Step 1: Cell/Tissue Homogenization
![split_workflow01 split_workflow01](https://www.lexogen.com/wp-content/uploads/2015/05/split_workflow01.jpg)
The sample is homogenized in an isolation buffer that is highly chaotropic to facilitate effortless and complete solubilization. The SPLIT for Blood protocol adds a red blood cell lysis step prior to sample homogenization.
![split_workflow02 split_workflow02](https://www.lexogen.com/wp-content/uploads/2015/05/split_workflow02.jpg)
The sample is transferred to a phase lock gel column which contains a special gel matrix that acts as a barrier between the organic and aqueous phase based on the density differences.
Step 2: Phenol Extraction
![Workflow_Split-03 Workflow_Split-03](https://www.lexogen.com/wp-content/uploads/2020/05/Workflow_Split-03.png)
Acidic phenol and acidic buffer are added to create a monophasic solution, which is essential for the efficient separation of genomic DNA into the organic phase. Chloroform is added and phases are cleanly separated.
![split_workflow04 split_workflow04](https://www.lexogen.com/wp-content/uploads/2015/05/split_workflow04.jpg)
After centrifugation the gel acts as a seal between the phases.
![split_workflow05 split_workflow05](https://www.lexogen.com/wp-content/uploads/2015/05/split_workflow05.jpg)
The aqueous phase containing the RNA can be easily decanted and no carry-over of the organic phase will take place.
Step 3: Purification of RNA Fractions
![split_workflow06 split_workflow06](https://www.lexogen.com/wp-content/uploads/2015/05/split_workflow06.jpg)
Depending on the amount of isopropanol added either the total RNA (1.75x isopropanol) can be extracted or the RNA can be split in a large (0.33x isopropanol) and a small RNA fraction (1x isopropanol to the flow-through of the large RNA fraction).
![split_workflow07 split_workflow07](https://www.lexogen.com/wp-content/uploads/2015/05/split_workflow07.jpg)
The RNA is precipitated onto a silica column. For the total RNA the entire RNA will precipitate onto the silica carrier, while for the large fraction RNA with a lower limit of about 150 nt will bind whereas the small RNA will be in the flow-through.
![split_workflow08 split_workflow08](https://www.lexogen.com/wp-content/uploads/2015/05/split_workflow08.jpg)

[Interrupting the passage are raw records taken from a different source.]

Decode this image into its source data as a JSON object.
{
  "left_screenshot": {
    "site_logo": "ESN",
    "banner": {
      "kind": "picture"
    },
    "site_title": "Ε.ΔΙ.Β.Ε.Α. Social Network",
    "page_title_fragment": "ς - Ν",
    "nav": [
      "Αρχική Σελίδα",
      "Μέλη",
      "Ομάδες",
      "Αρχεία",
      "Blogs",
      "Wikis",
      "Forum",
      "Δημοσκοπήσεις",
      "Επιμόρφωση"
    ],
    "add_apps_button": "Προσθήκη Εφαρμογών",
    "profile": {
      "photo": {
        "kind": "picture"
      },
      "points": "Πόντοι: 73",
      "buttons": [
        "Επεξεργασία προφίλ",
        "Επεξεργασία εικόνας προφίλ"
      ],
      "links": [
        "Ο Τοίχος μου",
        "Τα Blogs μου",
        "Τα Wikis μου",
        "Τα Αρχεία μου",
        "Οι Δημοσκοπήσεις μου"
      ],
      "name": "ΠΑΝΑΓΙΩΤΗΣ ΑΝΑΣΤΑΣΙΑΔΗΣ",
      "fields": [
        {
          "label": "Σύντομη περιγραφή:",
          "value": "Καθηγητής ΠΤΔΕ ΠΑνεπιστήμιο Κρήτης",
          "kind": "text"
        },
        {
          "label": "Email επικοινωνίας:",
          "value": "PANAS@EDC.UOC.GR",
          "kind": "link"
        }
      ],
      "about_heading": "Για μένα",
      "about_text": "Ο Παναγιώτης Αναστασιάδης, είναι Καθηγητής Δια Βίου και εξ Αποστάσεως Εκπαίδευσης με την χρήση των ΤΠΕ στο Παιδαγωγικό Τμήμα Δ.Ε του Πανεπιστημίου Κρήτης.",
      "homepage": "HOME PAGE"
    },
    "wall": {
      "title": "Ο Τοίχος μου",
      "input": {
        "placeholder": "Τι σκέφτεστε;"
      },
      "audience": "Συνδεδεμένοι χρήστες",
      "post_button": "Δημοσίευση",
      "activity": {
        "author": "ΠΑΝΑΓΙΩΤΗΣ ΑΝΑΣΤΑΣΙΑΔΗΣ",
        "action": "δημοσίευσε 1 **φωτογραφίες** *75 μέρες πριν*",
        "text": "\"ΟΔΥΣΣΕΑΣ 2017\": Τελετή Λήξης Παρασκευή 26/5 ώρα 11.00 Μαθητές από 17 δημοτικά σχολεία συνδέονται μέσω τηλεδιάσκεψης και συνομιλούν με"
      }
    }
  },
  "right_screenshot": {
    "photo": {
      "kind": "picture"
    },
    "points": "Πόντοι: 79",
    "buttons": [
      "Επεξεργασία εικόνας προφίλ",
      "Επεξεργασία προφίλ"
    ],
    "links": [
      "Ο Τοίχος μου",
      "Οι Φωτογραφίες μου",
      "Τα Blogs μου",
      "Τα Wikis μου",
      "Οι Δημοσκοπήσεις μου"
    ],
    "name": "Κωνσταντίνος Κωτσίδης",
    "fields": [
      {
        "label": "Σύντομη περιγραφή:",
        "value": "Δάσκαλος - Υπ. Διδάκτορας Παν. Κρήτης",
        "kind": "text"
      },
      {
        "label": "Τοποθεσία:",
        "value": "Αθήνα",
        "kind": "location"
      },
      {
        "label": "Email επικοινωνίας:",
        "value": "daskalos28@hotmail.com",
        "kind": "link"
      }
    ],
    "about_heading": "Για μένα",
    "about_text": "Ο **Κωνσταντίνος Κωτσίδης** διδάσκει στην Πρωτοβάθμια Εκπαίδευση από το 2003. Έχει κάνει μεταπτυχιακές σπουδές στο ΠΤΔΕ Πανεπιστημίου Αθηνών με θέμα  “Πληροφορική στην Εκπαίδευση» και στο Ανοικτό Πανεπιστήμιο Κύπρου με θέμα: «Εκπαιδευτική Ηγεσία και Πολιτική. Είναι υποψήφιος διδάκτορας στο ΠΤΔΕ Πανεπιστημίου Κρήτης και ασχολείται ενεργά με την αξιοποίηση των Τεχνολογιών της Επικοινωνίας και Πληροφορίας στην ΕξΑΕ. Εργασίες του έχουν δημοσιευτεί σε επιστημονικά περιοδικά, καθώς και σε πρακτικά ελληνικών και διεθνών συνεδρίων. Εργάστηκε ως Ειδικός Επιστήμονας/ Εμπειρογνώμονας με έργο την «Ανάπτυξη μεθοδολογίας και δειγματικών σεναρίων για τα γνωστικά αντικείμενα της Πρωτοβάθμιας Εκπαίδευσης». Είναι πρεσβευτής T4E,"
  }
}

The flow-through of the large RNA fraction contains the small RNAs which didn’t bind to the silica column. After addition of 1x isopropanol it can be precipitated and purified onto a new silica column.
Step 4: Elution of RNA
![split_workflow09 split_workflow09](https://www.lexogen.com/wp-content/uploads/2015/05/split_workflow09.jpg)
10 – 50 µl of Elution Buffer or Storage Buffer are added to the silica membrane to elute the RNA bound to the silica carrier.
![split_workflow10 split_workflow10](https://www.lexogen.com/wp-content/uploads/2015/05/split_workflow10.jpg)
RNA extraction is finished and the RNA is ready for any downstream application.